My Experience Teaching with InTeGrate Materials
I used the course material as provided by the website. I found the material provided depth and breadth with learning goals clearly stated. The variety of pedagogical approaches allowed me to experiment with how I delivered the content.
Relationship of InTeGrate Materials to my Course
My course was a semester long. Per my syllabus, I followed the outline provided on the website. The course is cumulative, so I made sure that lectures and exercises built on previous material. I usually modified the lectures given so they reflected my pedagogical style.
AssessmentsI made sure that I had a number of assessment tools, so students would receive individual credit and credit for group activities. I ended up with about 40 graded assignments, including their research paper. To be successful, students had to complete all components of the course. Students were given rubrics for most assignments, so they knew how they would be graded. The research paper was in lieu of a final exam.
I like the approach of multiple assignments (varying from extremely short to longer) and the product ranging from a presentation to a spreadsheet to a formal paper.
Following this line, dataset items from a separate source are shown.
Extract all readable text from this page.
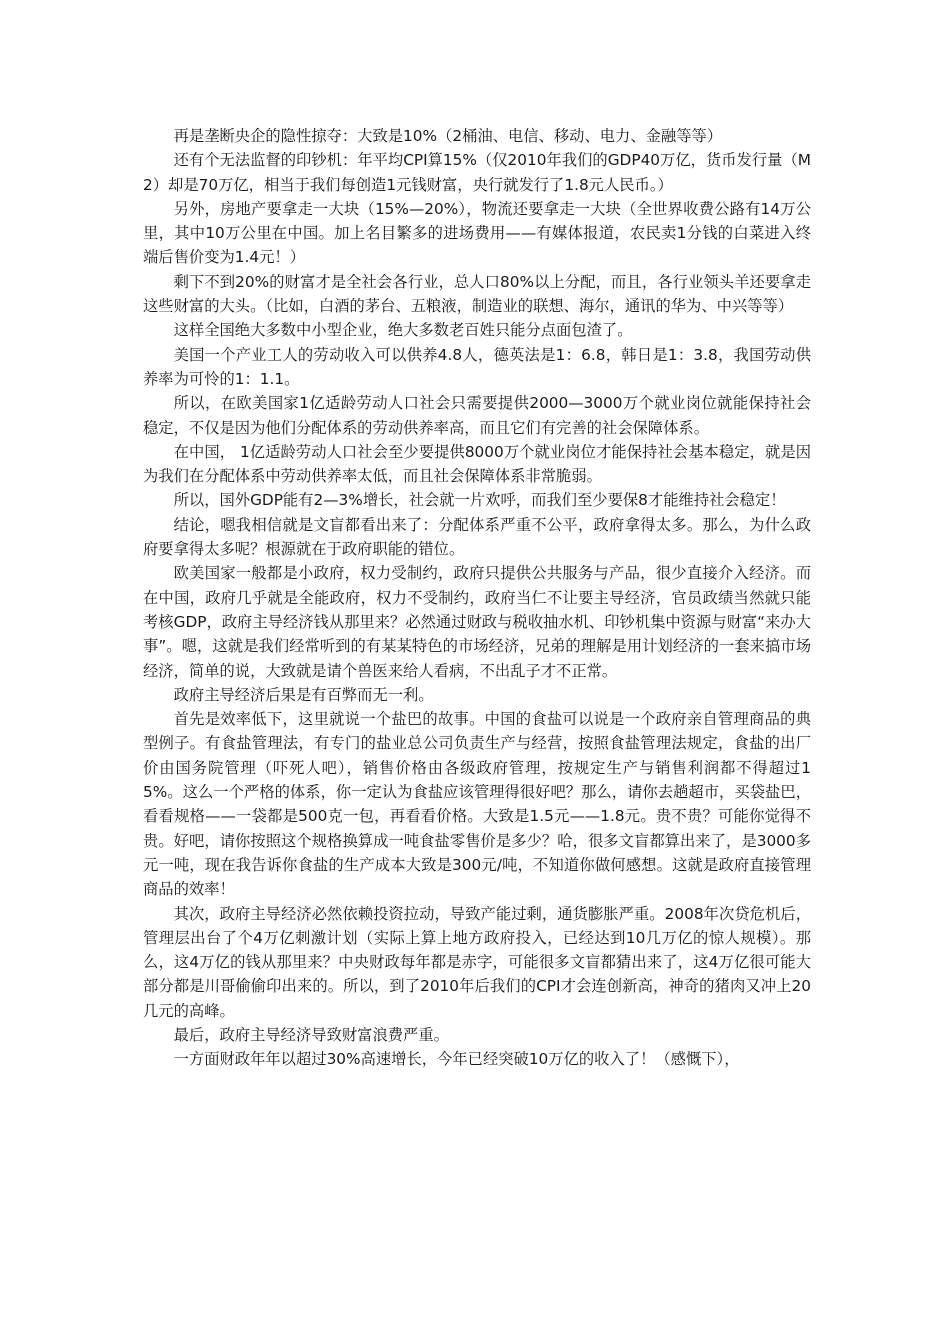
再是垄断央企的隐性掠夺：大致是10%（2桶油、电信、移动、电力、金融等等）

还有个无法监督的印钞机：年平均CPI算15%（仅2010年我们的GDP40万亿，货币发行量（M2）却是70万亿，相当于我们每创造1元钱财富，央行就发行了1.8元人民币。）

另外，房地产要拿走一大块（15%—20%），物流还要拿走一大块（全世界收费公路有14万公里，其中10万公里在中国。加上名目繁多的进场费用——有媒体报道，农民卖1分钱的白菜进入终端后售价变为1.4元！）

剩下不到20%的财富才是全社会各行业，总人口80%以上分配，而且，各行业领头羊还要拿走这些财富的大头。（比如，白酒的茅台、五粮液，制造业的联想、海尔，通讯的华为、中兴等等）

这样全国绝大多数中小型企业，绝大多数老百姓只能分点面包渣了。

美国一个产业工人的劳动收入可以供养4.8人，德英法是1：6.8，韩日是1：3.8，我国劳动供养率为可怜的1：1.1。

所以，在欧美国家1亿适龄劳动人口社会只需要提供2000—3000万个就业岗位就能保持社会稳定，不仅是因为他们分配体系的劳动供养率高，而且它们有完善的社会保障体系。

在中国， 1亿适龄劳动人口社会至少要提供8000万个就业岗位才能保持社会基本稳定，就是因为我们在分配体系中劳动供养率太低，而且社会保障体系非常脆弱。

所以，国外GDP能有2—3%增长，社会就一片欢呼，而我们至少要保8才能维持社会稳定！

结论，嗯我相信就是文盲都看出来了：分配体系严重不公平，政府拿得太多。那么，为什么政府要拿得太多呢？根源就在于政府职能的错位。

欧美国家一般都是小政府，权力受制约，政府只提供公共服务与产品，很少直接介入经济。而在中国，政府几乎就是全能政府，权力不受制约，政府当仁不让要主导经济，官员政绩当然就只能考核GDP，政府主导经济钱从那里来？必然通过财政与税收抽水机、印钞机集中资源与财富“来办大事”。嗯，这就是我们经常听到的有某某特色的市场经济，兄弟的理解是用计划经济的一套来搞市场经济，简单的说，大致就是请个兽医来给人看病，不出乱子才不正常。

政府主导经济后果是有百弊而无一利。

首先是效率低下，这里就说一个盐巴的故事。中国的食盐可以说是一个政府亲自管理商品的典型例子。有食盐管理法，有专门的盐业总公司负责生产与经营，按照食盐管理法规定，食盐的出厂价由国务院管理（吓死人吧），销售价格由各级政府管理，按规定生产与销售利润都不得超过15%。这么一个严格的体系，你一定认为食盐应该管理得很好吧？那么，请你去趟超市，买袋盐巴，看看规格——一袋都是500克一包，再看看价格。大致是1.5元——1.8元。贵不贵？可能你觉得不贵。好吧，请你按照这个规格换算成一吨食盐零售价是多少？哈，很多文盲都算出来了，是3000多元一吨，现在我告诉你食盐的生产成本大致是300元/吨，不知道你做何感想。这就是政府直接管理商品的效率！

其次，政府主导经济必然依赖投资拉动，导致产能过剩，通货膨胀严重。2008年次贷危机后，管理层出台了个4万亿刺激计划（实际上算上地方政府投入，已经达到10几万亿的惊人规模）。那么，这4万亿的钱从那里来？中央财政每年都是赤字，可能很多文盲都猜出来了，这4万亿很可能大部分都是川哥偷偷印出来的。所以，到了2010年后我们的CPI才会连创新高，神奇的猪肉又冲上20几元的高峰。

最后，政府主导经济导致财富浪费严重。

一方面财政年年以超过30%高速增长，今年已经突破10万亿的收入了！（感慨下），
The students began to synthesize ideas and that was fun to watch. The oral presentations of the research projects were generally complete and polished.
OutcomesMy goals was to teach students to critically think about the critical zone. I found the students were receptive to this type of learning and many of them brought to the table the skills they had learned in other courses.
I do think we hit many of the course learning goals (e.g. Integrate multiple lines of data to explain critical zone processes; Summarize the effects of anthropogenic activities on local and global critical zone processes). We did not achieve the final goal and I will restate it when I teach this course again -- the students did not participate in critical zone science integrative research. They did learn to think critically about critical zone processes -- which was my overall goal.